Aide Accused of Being Anonymous Writer Is Reassigned to Energy Department
WASHINGTON — The White House is transferring a senior national security aide who fell under suspicion of writing an anonymous insider account of dissent within the Trump administration, the latest of several senior personnel moves stemming from questions of loyalty to President Trump.
Victoria Coates, Mr. Trump’s deputy national security adviser, will move on Monday to the Department of Energy, where she will serve as a senior adviser to Energy Secretary Dan Brouillette.
Robert C. O’Brien, the national security adviser, announced on Thursday the staff shift in a statement, saying her move was intended to “ensure the close alignment of energy policy with national security objectives.” The move was first reported by Axios.
But current and former administration officials said Ms. Coates, who managed Middle East and North Africa issues on the National Security Council, had been targeted by a whisper campaign among some pro-Trump conservatives that she was Anonymous, an official who wrote a September 2018 Op-Ed essay for The New York Times that was expanded into a book that was published last year.
The Times identified Anonymous as only “a senior official in the Trump administration.” The unnamed official, whose identity is known to the senior leadership of the Times editorial page department but not to their counterparts in the news department or to reporters who cover the White House, has managed to remain anonymous for more than a year in spite of frenzied efforts to uncover the person’s identity. It is unclear whether the person still works in government.
Ms. Coates’s allies dispute the notion that she is the unnamed author, who wrote that many Trump officials, including the author, “are working diligently from within to frustrate parts of his agenda and his worst inclinations.” Mr.
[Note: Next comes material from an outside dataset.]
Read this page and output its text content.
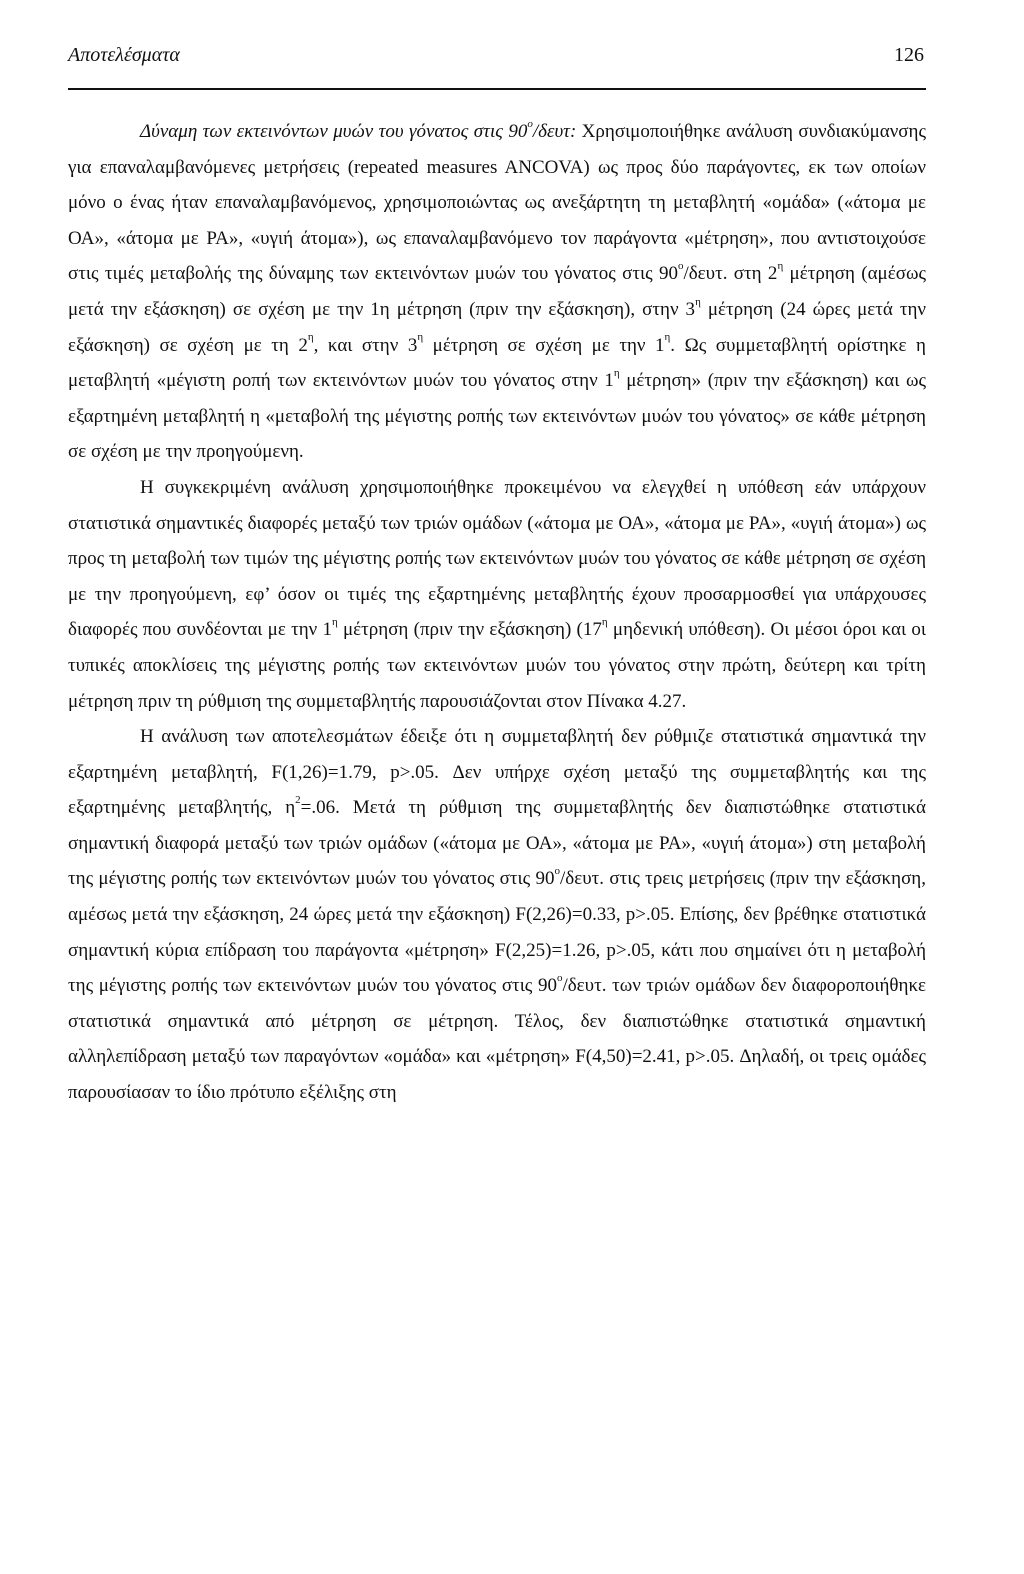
Αποτελέσματα	126

Δύναμη των εκτεινόντων μυών του γόνατος στις $90^o$/δευτ: Χρησιμοποιήθηκε ανάλυση συνδιακύμανσης για επαναλαμβανόμενες μετρήσεις (repeated measures ANCOVA) ως προς δύο παράγοντες, εκ των οποίων μόνο ο ένας ήταν επαναλαμβανόμενος, χρησιμοποιώντας ως ανεξάρτητη τη μεταβλητή «ομάδα» («άτομα με ΟΑ», «άτομα με ΡΑ», «υγιή άτομα»), ως επαναλαμβανόμενο τον παράγοντα «μέτρηση», που αντιστοιχούσε στις τιμές μεταβολής της δύναμης των εκτεινόντων μυών του γόνατος στις $90^o$/δευτ. στη $2^\eta$ μέτρηση (αμέσως μετά την εξάσκηση) σε σχέση με την 1η μέτρηση (πριν την εξάσκηση), στην $3^\eta$ μέτρηση (24 ώρες μετά την εξάσκηση) σε σχέση με τη $2^\eta$, και στην $3^\eta$ μέτρηση σε σχέση με την $1^\eta$. Ως συμμεταβλητή ορίστηκε η μεταβλητή «μέγιστη ροπή των εκτεινόντων μυών του γόνατος στην $1^\eta$ μέτρηση» (πριν την εξάσκηση) και ως εξαρτημένη μεταβλητή η «μεταβολή της μέγιστης ροπής των εκτεινόντων μυών του γόνατος» σε κάθε μέτρηση σε σχέση με την προηγούμενη.

Η συγκεκριμένη ανάλυση χρησιμοποιήθηκε προκειμένου να ελεγχθεί η υπόθεση εάν υπάρχουν στατιστικά σημαντικές διαφορές μεταξύ των τριών ομάδων («άτομα με ΟΑ», «άτομα με ΡΑ», «υγιή άτομα») ως προς τη μεταβολή των τιμών της μέγιστης ροπής των εκτεινόντων μυών του γόνατος σε κάθε μέτρηση σε σχέση με την προηγούμενη, εφ’ όσον οι τιμές της εξαρτημένης μεταβλητής έχουν προσαρμοσθεί για υπάρχουσες διαφορές που συνδέονται με την $1^\eta$ μέτρηση (πριν την εξάσκηση) ($17^\eta$ μηδενική υπόθεση). Οι μέσοι όροι και οι τυπικές αποκλίσεις της μέγιστης ροπής των εκτεινόντων μυών του γόνατος στην πρώτη, δεύτερη και τρίτη μέτρηση πριν τη ρύθμιση της συμμεταβλητής παρουσιάζονται στον Πίνακα 4.27.

Η ανάλυση των αποτελεσμάτων έδειξε ότι η συμμεταβλητή δεν ρύθμιζε στατιστικά σημαντικά την εξαρτημένη μεταβλητή, F(1,26)=1.79, p>.05. Δεν υπήρχε σχέση μεταξύ της συμμεταβλητής και της εξαρτημένης μεταβλητής, $\eta^2=.06$. Μετά τη ρύθμιση της συμμεταβλητής δεν διαπιστώθηκε στατιστικά σημαντική διαφορά μεταξύ των τριών ομάδων («άτομα με ΟΑ», «άτομα με ΡΑ», «υγιή άτομα») στη μεταβολή της μέγιστης ροπής των εκτεινόντων μυών του γόνατος στις $90^o$/δευτ. στις τρεις μετρήσεις (πριν την εξάσκηση, αμέσως μετά την εξάσκηση, 24 ώρες μετά την εξάσκηση) F(2,26)=0.33, p>.05. Επίσης, δεν βρέθηκε στατιστικά σημαντική κύρια επίδραση του παράγοντα «μέτρηση» F(2,25)=1.26, p>.05, κάτι που σημαίνει ότι η μεταβολή της μέγιστης ροπής των εκτεινόντων μυών του γόνατος στις $90^o$/δευτ. των τριών ομάδων δεν διαφοροποιήθηκε στατιστικά σημαντικά από μέτρηση σε μέτρηση. Τέλος, δεν διαπιστώθηκε στατιστικά σημαντική αλληλεπίδραση μεταξύ των παραγόντων «ομάδα» και «μέτρηση» F(4,50)=2.41, p>.05. Δηλαδή, οι τρεις ομάδες παρουσίασαν το ίδιο πρότυπο εξέλιξης στη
Trump and his senior advisers were enraged by the essay and have made efforts to identify who wrote it.
A senior administration official who declined to be named said that the White House “does not put any stock in the suggestion” that Ms. Coates was the author of the book and the Times opinion essay. The official said her transfer had been in the works for several weeks.
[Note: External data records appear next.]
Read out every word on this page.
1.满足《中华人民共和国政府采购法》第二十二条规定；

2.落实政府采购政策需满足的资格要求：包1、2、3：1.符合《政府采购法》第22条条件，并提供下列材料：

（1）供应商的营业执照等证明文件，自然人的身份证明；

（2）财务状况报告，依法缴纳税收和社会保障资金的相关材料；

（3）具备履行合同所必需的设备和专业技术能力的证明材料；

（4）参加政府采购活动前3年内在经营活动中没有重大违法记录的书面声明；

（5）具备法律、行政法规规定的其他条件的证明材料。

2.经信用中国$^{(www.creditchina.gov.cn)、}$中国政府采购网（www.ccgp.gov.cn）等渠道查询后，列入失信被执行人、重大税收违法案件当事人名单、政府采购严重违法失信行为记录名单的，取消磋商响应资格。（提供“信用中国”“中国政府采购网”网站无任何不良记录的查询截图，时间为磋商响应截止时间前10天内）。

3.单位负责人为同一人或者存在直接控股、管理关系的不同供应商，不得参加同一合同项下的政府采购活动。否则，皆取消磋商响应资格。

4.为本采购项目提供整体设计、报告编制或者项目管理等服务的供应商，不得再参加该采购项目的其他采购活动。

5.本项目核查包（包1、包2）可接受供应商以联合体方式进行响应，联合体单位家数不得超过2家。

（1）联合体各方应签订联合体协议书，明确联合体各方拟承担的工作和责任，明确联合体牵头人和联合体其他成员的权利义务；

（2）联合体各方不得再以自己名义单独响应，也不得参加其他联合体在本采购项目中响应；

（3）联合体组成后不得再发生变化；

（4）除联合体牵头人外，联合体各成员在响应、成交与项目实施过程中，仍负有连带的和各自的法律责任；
But the accusations against her had become a significant distraction. Last week, as rumors circulated about her job status, Ms. Coates was scheduled to appear on a panel at the conservative Hudson Institute. She never showed up, providing no advance explanation.
Earlier this month, the literary agents for Anonymous issued a statement vehemently denying that Ms. Coates, an art historian who had worked with them on her 2016 book about art and democracy, was the author in question.
Known as a hawk on Middle East issues, including Israel and Iran, Ms. Coates previously served as a foreign policy aide to Senator Ted Cruz, Republican of Texas. She has held multiple national security jobs in the Trump administration and was promoted to deputy national security adviser shortly after Mr. O’Brien took over the National Security Council last fall.
Her departure came shortly after the dismissal from the council of Lt. Col. Alexander S. Vindman, who testified against Mr. Trump during impeachment hearings in the House, along with Mr. Vindman’s brother, also a national security staffer. The two men were reassigned to the Department of Defense, from which they had been detailed to the National Security Council.
Those dismissals and Ms. Coates’s reassignment are unrelated to a downsizing of the council’s staff that Mr. O’Brien initiated. Mr. O’Brien has said the staff cuts — trimming the agency’s size from 176 positions to less than 115 by the end of this month — are necessary to streamline operations, but critics see the moves as convenient cover for pushing out officials of uncertain loyalty to Mr. Trump.
“While I’m sad to lose an important member of our team,” Mr. O’Brien said in a statement, “Victoria will be a big asset to Secretary Brouillette as he executes the president’s energy security policy priorities.”